Halewood colleague and Karate champion Cameron Graham is busy taking on the world as part of an all-conquering England team. And in September Cameron and his teammates landed the biggest title of them all when England won the World Team Championship in Italy.
When 22-year old Cameron Graham helped England lift the world Shotokan Karate title in Italy this September he dropped to the floor and screamed with delight and then admits that for quite a while afterwards he was completely lost for words. Winning a world title for your country is always likely to be an overwhelming experience however Cameron’s reaction reflected the fact that this victory had been 15 long, hard years in the making.
Thousands of gruelling training and sparring sessions have been completed, hundreds of long trips to tournaments undertaken, and along the way Cameron has received numerous lumps and bumps in an exceptionally physical contact sport.

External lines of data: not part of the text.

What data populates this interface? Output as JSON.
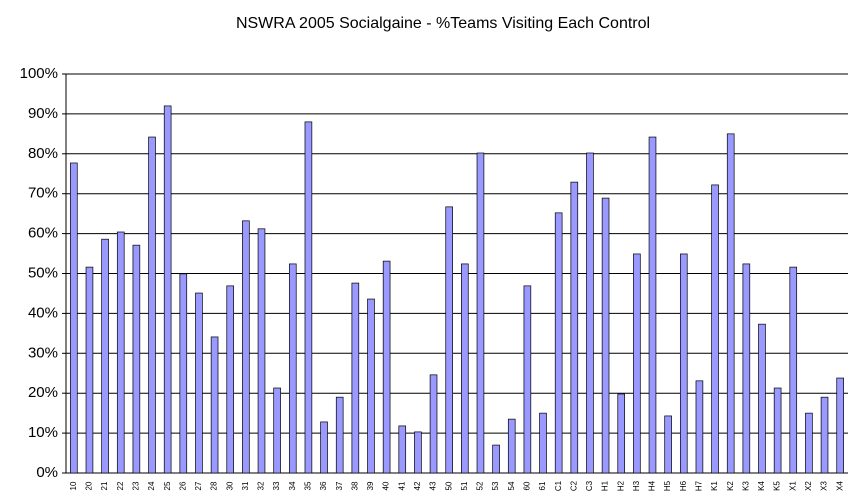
{
  "chart_data": {
    "type": "bar",
    "title": "NSWRA 2005 Socialgaine - %Teams Visiting Each Control",
    "categories": [
      "10",
      "20",
      "21",
      "22",
      "23",
      "24",
      "25",
      "26",
      "27",
      "28",
      "30",
      "31",
      "32",
      "33",
      "34",
      "35",
      "36",
      "37",
      "38",
      "39",
      "40",
      "41",
      "42",
      "43",
      "50",
      "51",
      "52",
      "53",
      "54",
      "60",
      "61",
      "C1",
      "C2",
      "C3",
      "H1",
      "H2",
      "H3",
      "H4",
      "H5",
      "H6",
      "H7",
      "K1",
      "K2",
      "K3",
      "K4",
      "K5",
      "X1",
      "X2",
      "X3",
      "X4"
    ],
    "values": [
      77.7,
      51.6,
      58.6,
      60.4,
      57.1,
      84.2,
      92,
      49.9,
      45.1,
      34.1,
      46.9,
      63.2,
      61.2,
      21.3,
      52.4,
      88,
      12.8,
      19,
      47.6,
      43.6,
      53.1,
      11.8,
      10.3,
      24.6,
      66.7,
      52.4,
      80.2,
      7,
      13.5,
      46.9,
      15,
      65.2,
      72.9,
      80.2,
      68.9,
      19.8,
      54.9,
      84.2,
      14.3,
      54.9,
      23.1,
      72.2,
      85,
      52.4,
      37.3,
      21.3,
      51.6,
      15,
      19,
      23.8
    ],
    "color": "#9999ff",
    "ylim": [
      0,
      100
    ],
    "yticks": [
      {
        "value": 0,
        "label": "0%"
      },
      {
        "value": 10,
        "label": "10%"
      },
      {
        "value": 20,
        "label": "20%"
      },
      {
        "value": 30,
        "label": "30%"
      },
      {
        "value": 40,
        "label": "40%"
      },
      {
        "value": 50,
        "label": "50%"
      },
      {
        "value": 60,
        "label": "60%"
      },
      {
        "value": 70,
        "label": "70%"
      },
      {
        "value": 80,
        "label": "80%"
      },
      {
        "value": 90,
        "label": "90%"
      },
      {
        "value": 100,
        "label": "100%"
      }
    ],
    "grid": true
  }
}
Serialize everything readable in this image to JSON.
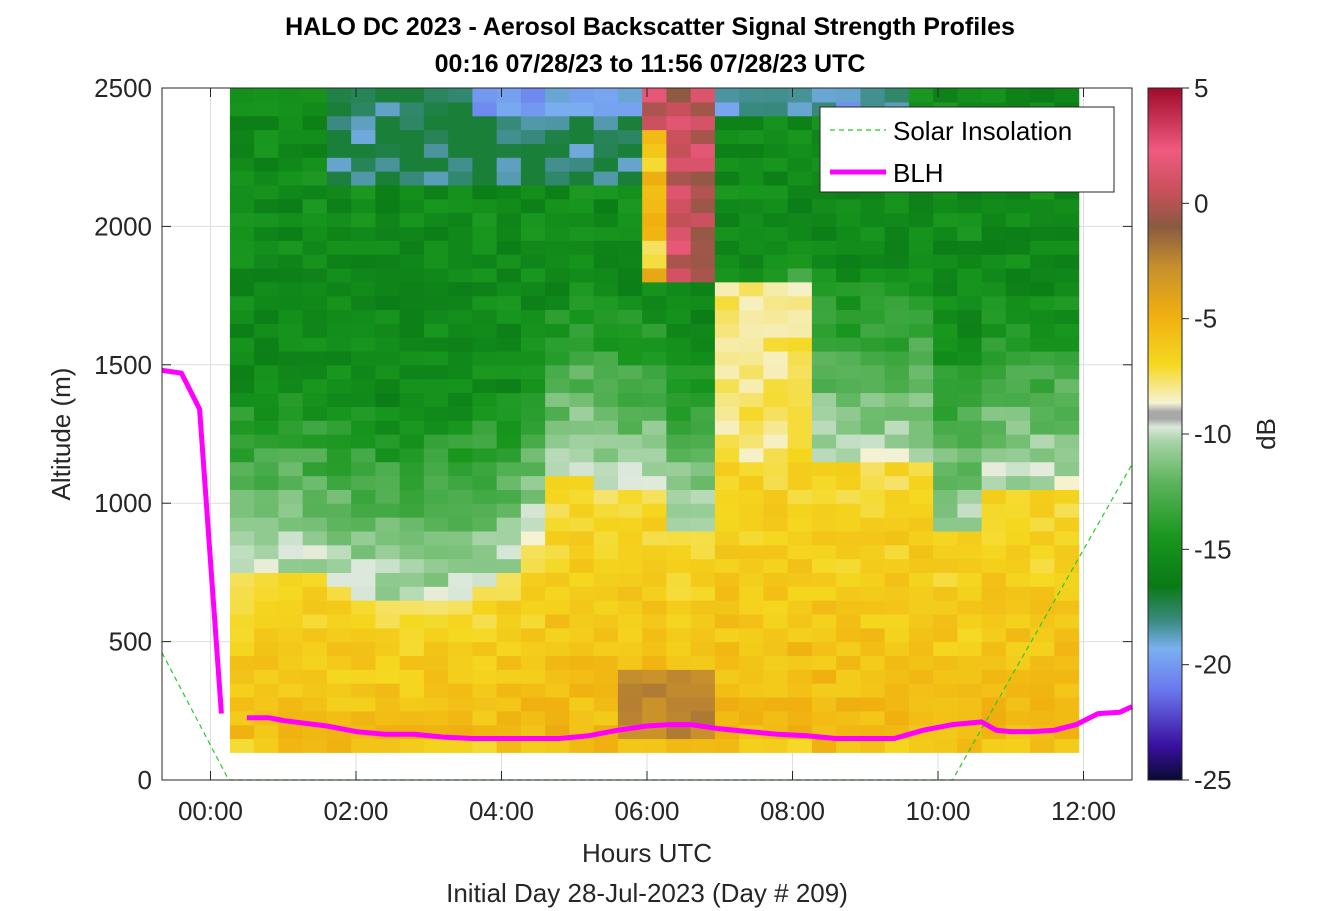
{
  "chart_data": {
    "type": "heatmap",
    "title": "HALO DC 2023 - Aerosol Backscatter Signal Strength Profiles",
    "subtitle": "00:16 07/28/23 to 11:56 07/28/23  UTC",
    "xlabel": "Hours UTC",
    "footer": "Initial Day 28-Jul-2023 (Day # 209)",
    "ylabel": "Altitude (m)",
    "colorbar_label": "dB",
    "xlim": [
      -0.6667,
      12.6667
    ],
    "ylim": [
      0,
      2500
    ],
    "clim": [
      -25,
      5
    ],
    "x_ticks": [
      0,
      2,
      4,
      6,
      8,
      10,
      12
    ],
    "x_tick_labels": [
      "00:00",
      "02:00",
      "04:00",
      "06:00",
      "08:00",
      "10:00",
      "12:00"
    ],
    "y_ticks": [
      0,
      500,
      1000,
      1500,
      2000,
      2500
    ],
    "y_tick_labels": [
      "0",
      "500",
      "1000",
      "1500",
      "2000",
      "2500"
    ],
    "colorbar_ticks": [
      5,
      0,
      -5,
      -10,
      -15,
      -20,
      -25
    ],
    "colorbar_tick_labels": [
      "5",
      "0",
      "-5",
      "-10",
      "-15",
      "-20",
      "-25"
    ],
    "grid": true,
    "legend_position": "top-right",
    "heatmap": {
      "x_start": 0.2667,
      "x_end": 11.9333,
      "columns": 35,
      "y_start": 100,
      "y_end": 2500,
      "rows": 48,
      "description": "backscatter signal strength in dB; high (-9 to -3 dB) below ~800-1200 m, low (-14 to -18 dB) aloft, strong plume near 06:00-07:00"
    },
    "series": [
      {
        "name": "Solar Insolation",
        "color": "#22cc22",
        "style": "dashed",
        "x": [
          -0.6667,
          0.25,
          10.2,
          12.6667
        ],
        "y": [
          460,
          0,
          0,
          1140
        ]
      },
      {
        "name": "BLH",
        "color": "#ff00ff",
        "style": "solid",
        "segments": [
          {
            "x": [
              -0.6667,
              -0.4,
              -0.15,
              0.15
            ],
            "y": [
              1480,
              1470,
              1340,
              240
            ]
          },
          {
            "x": [
              0.5,
              0.8,
              1.0,
              1.3,
              1.6,
              2.0,
              2.4,
              2.8,
              3.2,
              3.6,
              4.0,
              4.4,
              4.8,
              5.2,
              5.6,
              6.0,
              6.3,
              6.6,
              7.0,
              7.4,
              7.8,
              8.2,
              8.6,
              9.0,
              9.4,
              9.8,
              10.2,
              10.6,
              10.8,
              11.0,
              11.3,
              11.6,
              11.9,
              12.2,
              12.5,
              12.6667
            ],
            "y": [
              225,
              225,
              215,
              205,
              195,
              175,
              165,
              165,
              155,
              150,
              150,
              150,
              150,
              160,
              180,
              195,
              200,
              200,
              185,
              175,
              165,
              160,
              150,
              150,
              150,
              180,
              200,
              210,
              180,
              175,
              175,
              180,
              200,
              240,
              245,
              265
            ]
          }
        ]
      }
    ]
  }
}
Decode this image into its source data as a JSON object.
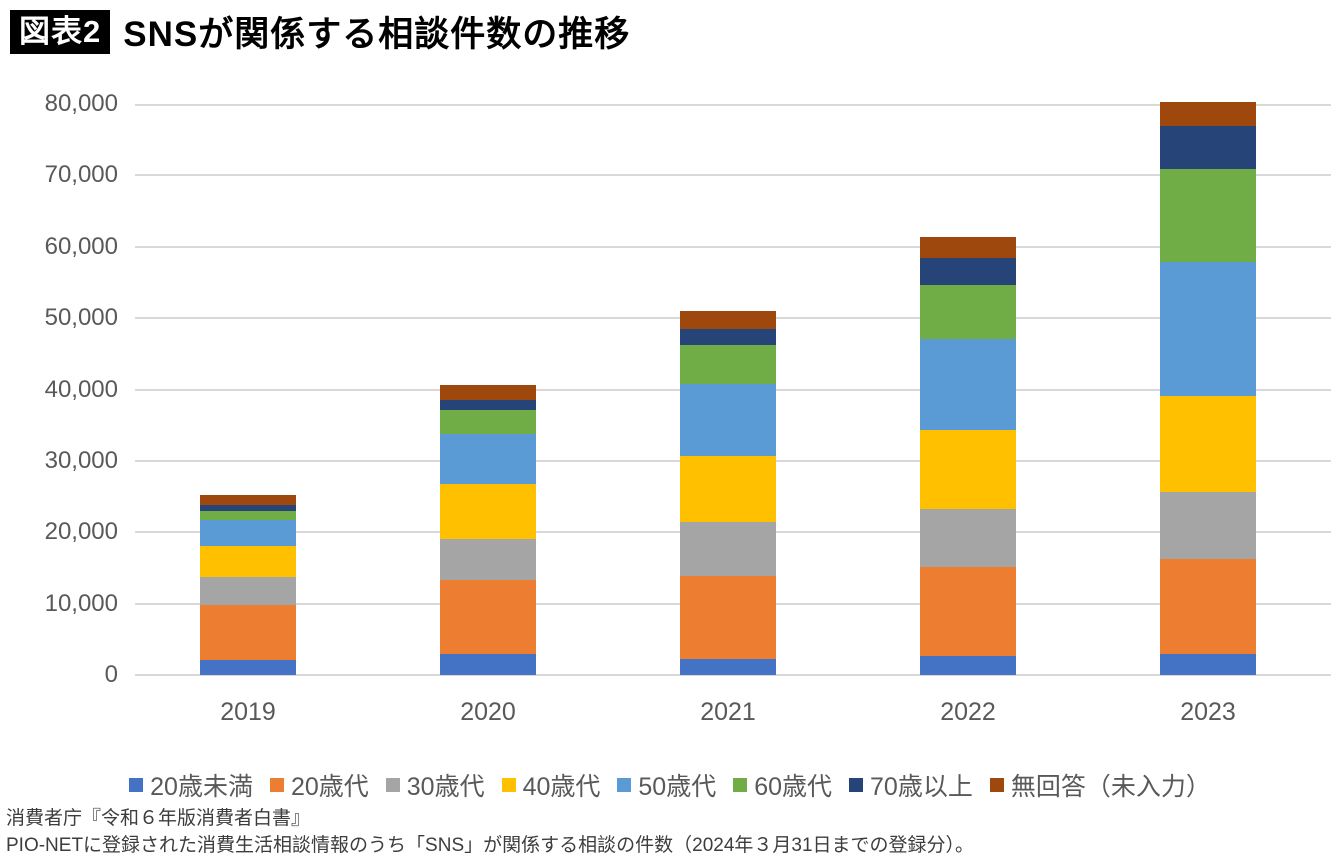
{
  "header": {
    "badge": "図表2",
    "title": "SNSが関係する相談件数の推移"
  },
  "chart_data": {
    "type": "bar",
    "stacked": true,
    "title": "SNSが関係する相談件数の推移",
    "categories": [
      "2019",
      "2020",
      "2021",
      "2022",
      "2023"
    ],
    "series": [
      {
        "name": "20歳未満",
        "color": "#4472C4",
        "values": [
          2100,
          2900,
          2200,
          2700,
          3000
        ]
      },
      {
        "name": "20歳代",
        "color": "#ED7D31",
        "values": [
          7700,
          10400,
          11700,
          12400,
          13300
        ]
      },
      {
        "name": "30歳代",
        "color": "#A5A5A5",
        "values": [
          4000,
          5800,
          7500,
          8200,
          9300
        ]
      },
      {
        "name": "40歳代",
        "color": "#FFC000",
        "values": [
          4300,
          7600,
          9300,
          11100,
          13500
        ]
      },
      {
        "name": "50歳代",
        "color": "#5B9BD5",
        "values": [
          3600,
          7100,
          10100,
          12700,
          18800
        ]
      },
      {
        "name": "60歳代",
        "color": "#70AD47",
        "values": [
          1300,
          3400,
          5400,
          7600,
          13000
        ]
      },
      {
        "name": "70歳以上",
        "color": "#264478",
        "values": [
          800,
          1400,
          2300,
          3700,
          6000
        ]
      },
      {
        "name": "無回答（未入力）",
        "color": "#9E480E",
        "values": [
          1400,
          2000,
          2500,
          3000,
          3400
        ]
      }
    ],
    "totals_estimated": [
      25200,
      40600,
      51000,
      61400,
      80300
    ],
    "xlabel": "",
    "ylabel": "",
    "ylim": [
      0,
      80000
    ],
    "ytick_interval": 10000,
    "ytick_labels": [
      "0",
      "10,000",
      "20,000",
      "30,000",
      "40,000",
      "50,000",
      "60,000",
      "70,000",
      "80,000"
    ],
    "grid": true,
    "legend_position": "bottom"
  },
  "colors": {
    "axis_text": "#595959",
    "gridline": "#D9D9D9",
    "badge_bg": "#000000",
    "badge_fg": "#FFFFFF"
  },
  "footer": {
    "line1": "消費者庁『令和６年版消費者白書』",
    "line2": "PIO-NETに登録された消費生活相談情報のうち「SNS」が関係する相談の件数（2024年３月31日までの登録分）。"
  }
}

Breaking his elbow sounds like the most painful injury but there have been plenty of others!
“When people look at me they don’t automatically think that I would be a Karate champion with European and World Championship gold medals. There’s really not much too me and many of the guys I have faced since competing for England are much bigger and faster than I am. When I started out at my club in Kirkby I actually wasn’t very good at all but I have stuck at the sport!”
Cameron has an incredible supply of willpower and the ability to completely focus and ‘find a way to win’ when he competes for his country.
When it comes to determination and a desire for hard work he leaves nothing in the tank. In the build-up to the world championships he trained six times a week and these two hour sessions involved a range of fitness and technical workouts as well as some fierce sparring. This took huge commitment because Cameron was working full-time at Halewood on engine dress and had either completed a shift or was about to start one.
It is also worth noting that Cameron’s sport is non-professional and because it does not feature at the Olympics either he is effectively training like a full-time athlete but with little or no funding. What Cameron achieves is entirely down to him and the dedication of his small team which includes his long-term coach as well as his Dad Kenneth who also works at Halewood.
“It does get pretty tough at times,” Cameron explains. “I can be completely on my own in the gym at eleven at night just to make sure I get some training done that day. My fighting style is based on being very determined, fit and quickly working out a way to beat the opponent I am facing, so although being in an empty gym just before midnight after a full day at Halewood isn’t great, it really needs to be done.”
Cameron said that his Jaguar Land Rover colleagues gave him a great reception when he returned to work as a world champion, although buying the team doughnuts to celebrate his success proved to be a popular move!
Representing his country, seeing off the challenge of some very hard competitors and travelling all over Europe for international tournaments has also helped Cameron at work. As he explains, if you are confident enough not to blink when faced by a huge Russian Karate expert or can keep your focus in front of thousands of spectators it puts any issues you face during your working day into perspective.
A true champion, we're happy to celebrate #InternationalNinjaDay with you Cameron!